At the same time as power generation is shifting to renewables, electric vehicles will make enormous new demands. Bloomberg projects demand to reach 8 per cent of world power consumption, representing 2.7TW of additional electricity. In that time, small battery storage will grow to be a $250 billion market, and the rise of the EV—forecast to be 35 per cent of light vehicle sales worldwide in 2040—will drive down the cost of lithium-ion batteries.

The future of natural gas in this transitioning energy world is not particularly bright. The cost of gas-fired power has already fallen due to oversupply in the LNG market, making it cheaper than renewables at present. However, Bloomberg projects that gas will account for just 16 per cent of global power generation in 2040, with only a handful of countries taking up gas as a “transition” fuel. After an increase of 10 per cent in demand in certain European countries and in North America until 2026, gas generation will begin a slow decline, the report says. Only India will remain a major gas power market in 2040.

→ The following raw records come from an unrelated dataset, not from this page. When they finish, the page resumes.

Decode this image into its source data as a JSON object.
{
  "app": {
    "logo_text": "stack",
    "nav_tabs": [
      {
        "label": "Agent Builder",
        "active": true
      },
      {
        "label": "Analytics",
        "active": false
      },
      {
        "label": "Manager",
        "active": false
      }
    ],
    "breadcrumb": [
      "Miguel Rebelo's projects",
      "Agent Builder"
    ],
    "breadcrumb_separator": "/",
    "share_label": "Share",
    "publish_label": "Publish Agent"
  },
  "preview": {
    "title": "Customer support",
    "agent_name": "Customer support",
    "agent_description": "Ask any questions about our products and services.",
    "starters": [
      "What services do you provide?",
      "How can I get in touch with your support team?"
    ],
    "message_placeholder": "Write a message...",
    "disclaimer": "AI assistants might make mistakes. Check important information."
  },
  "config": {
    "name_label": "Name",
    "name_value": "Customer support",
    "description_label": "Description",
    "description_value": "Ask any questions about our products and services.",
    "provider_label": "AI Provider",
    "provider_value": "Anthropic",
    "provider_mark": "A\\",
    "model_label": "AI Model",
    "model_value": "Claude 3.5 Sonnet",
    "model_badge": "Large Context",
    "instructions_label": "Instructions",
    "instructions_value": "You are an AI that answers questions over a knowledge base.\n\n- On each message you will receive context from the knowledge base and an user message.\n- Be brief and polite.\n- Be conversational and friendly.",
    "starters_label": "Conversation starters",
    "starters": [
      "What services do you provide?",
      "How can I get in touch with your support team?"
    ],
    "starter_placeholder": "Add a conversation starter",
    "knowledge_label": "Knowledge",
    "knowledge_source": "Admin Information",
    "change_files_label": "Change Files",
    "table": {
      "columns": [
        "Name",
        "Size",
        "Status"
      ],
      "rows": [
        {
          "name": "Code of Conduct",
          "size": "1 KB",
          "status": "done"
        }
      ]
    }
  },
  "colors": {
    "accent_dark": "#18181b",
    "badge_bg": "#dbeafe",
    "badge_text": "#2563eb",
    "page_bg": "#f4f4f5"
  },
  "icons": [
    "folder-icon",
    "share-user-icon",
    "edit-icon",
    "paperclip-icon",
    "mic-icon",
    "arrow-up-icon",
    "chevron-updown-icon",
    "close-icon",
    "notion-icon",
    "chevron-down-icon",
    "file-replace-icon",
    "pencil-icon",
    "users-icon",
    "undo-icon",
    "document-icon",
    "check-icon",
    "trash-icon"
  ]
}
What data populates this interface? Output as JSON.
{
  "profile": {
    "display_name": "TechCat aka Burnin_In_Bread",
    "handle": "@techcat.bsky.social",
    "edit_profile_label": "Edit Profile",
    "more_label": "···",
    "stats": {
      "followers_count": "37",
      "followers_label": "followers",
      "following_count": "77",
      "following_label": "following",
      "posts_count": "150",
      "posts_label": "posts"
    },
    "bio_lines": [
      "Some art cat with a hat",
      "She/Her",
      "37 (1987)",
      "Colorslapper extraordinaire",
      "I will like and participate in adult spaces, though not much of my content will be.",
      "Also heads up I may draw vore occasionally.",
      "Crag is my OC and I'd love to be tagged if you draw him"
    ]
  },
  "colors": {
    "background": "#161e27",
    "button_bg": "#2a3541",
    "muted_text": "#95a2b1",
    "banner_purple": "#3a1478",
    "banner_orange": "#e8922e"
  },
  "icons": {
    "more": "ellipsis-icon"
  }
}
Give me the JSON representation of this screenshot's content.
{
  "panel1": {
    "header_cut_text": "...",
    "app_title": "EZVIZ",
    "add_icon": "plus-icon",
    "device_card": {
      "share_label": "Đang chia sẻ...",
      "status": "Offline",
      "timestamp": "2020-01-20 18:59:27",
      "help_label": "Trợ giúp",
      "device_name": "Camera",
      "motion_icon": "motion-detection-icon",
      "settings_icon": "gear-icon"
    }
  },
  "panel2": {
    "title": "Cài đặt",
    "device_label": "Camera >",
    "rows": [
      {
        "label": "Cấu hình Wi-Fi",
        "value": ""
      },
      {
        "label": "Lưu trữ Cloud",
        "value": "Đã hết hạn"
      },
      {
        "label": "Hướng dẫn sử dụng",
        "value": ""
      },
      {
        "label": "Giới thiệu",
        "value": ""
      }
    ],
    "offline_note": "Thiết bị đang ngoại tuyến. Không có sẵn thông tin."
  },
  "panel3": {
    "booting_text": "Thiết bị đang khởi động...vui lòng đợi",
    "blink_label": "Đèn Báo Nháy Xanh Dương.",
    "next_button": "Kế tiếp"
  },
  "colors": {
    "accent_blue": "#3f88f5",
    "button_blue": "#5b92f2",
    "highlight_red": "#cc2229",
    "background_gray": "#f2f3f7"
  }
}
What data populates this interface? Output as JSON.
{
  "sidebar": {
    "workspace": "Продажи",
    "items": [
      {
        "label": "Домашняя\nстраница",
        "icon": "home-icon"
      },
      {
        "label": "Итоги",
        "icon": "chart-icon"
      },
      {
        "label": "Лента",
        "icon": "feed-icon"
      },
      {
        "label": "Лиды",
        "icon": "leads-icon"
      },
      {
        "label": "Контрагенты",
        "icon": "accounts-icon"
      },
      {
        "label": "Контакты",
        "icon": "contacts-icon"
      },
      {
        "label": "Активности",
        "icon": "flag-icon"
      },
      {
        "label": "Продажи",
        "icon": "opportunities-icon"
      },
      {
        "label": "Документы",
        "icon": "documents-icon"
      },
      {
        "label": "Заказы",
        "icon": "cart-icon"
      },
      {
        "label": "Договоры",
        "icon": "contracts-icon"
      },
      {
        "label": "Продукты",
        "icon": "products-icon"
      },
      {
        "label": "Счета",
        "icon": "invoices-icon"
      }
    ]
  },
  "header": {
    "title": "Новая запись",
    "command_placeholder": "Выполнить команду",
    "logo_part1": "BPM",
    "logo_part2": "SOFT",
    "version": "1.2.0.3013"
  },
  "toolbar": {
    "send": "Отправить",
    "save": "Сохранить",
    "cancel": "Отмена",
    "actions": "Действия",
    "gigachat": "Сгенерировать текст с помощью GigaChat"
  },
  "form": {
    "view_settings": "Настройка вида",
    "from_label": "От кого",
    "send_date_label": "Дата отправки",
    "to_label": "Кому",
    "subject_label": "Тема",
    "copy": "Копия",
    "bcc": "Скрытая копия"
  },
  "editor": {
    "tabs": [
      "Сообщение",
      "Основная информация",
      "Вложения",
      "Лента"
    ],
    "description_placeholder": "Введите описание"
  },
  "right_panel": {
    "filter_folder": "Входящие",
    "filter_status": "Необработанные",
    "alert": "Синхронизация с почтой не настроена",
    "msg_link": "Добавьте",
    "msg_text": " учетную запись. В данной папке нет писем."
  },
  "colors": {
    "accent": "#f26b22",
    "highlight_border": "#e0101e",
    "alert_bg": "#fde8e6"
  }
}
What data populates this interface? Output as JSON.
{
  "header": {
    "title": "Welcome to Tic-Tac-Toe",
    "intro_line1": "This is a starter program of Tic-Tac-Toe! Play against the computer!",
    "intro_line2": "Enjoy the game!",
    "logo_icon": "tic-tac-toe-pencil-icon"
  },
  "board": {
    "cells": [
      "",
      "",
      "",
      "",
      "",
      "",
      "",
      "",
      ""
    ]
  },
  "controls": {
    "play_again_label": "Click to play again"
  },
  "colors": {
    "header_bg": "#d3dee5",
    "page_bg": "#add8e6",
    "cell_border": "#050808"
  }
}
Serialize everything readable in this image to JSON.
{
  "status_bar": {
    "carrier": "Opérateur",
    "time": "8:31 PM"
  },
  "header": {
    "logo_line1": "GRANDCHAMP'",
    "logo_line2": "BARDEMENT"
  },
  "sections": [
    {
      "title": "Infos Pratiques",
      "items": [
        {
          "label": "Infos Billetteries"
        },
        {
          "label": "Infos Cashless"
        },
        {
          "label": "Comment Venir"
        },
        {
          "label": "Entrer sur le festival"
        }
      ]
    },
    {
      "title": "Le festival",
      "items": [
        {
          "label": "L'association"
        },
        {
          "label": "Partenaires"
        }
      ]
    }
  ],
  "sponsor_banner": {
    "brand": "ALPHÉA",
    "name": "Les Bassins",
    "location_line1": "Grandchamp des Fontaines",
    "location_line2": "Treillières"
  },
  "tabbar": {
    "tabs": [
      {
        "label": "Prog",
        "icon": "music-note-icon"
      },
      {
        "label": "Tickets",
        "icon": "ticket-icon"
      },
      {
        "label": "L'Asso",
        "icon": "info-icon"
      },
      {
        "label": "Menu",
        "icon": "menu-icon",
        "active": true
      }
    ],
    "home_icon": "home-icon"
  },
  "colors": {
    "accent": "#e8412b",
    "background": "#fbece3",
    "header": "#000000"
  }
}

The Asia-Pacific region will see “colossal” growth in new power generation capacity over the next twenty-five years, with electricity generation doubling in that time. Two-thirds of it will be from renewables. China and India will also continue to invest in coal-powered generation, though at a lower rate than previously forecast. Bloomberg forecasts the investment in coal to total $1.2 trillion between now and 2040.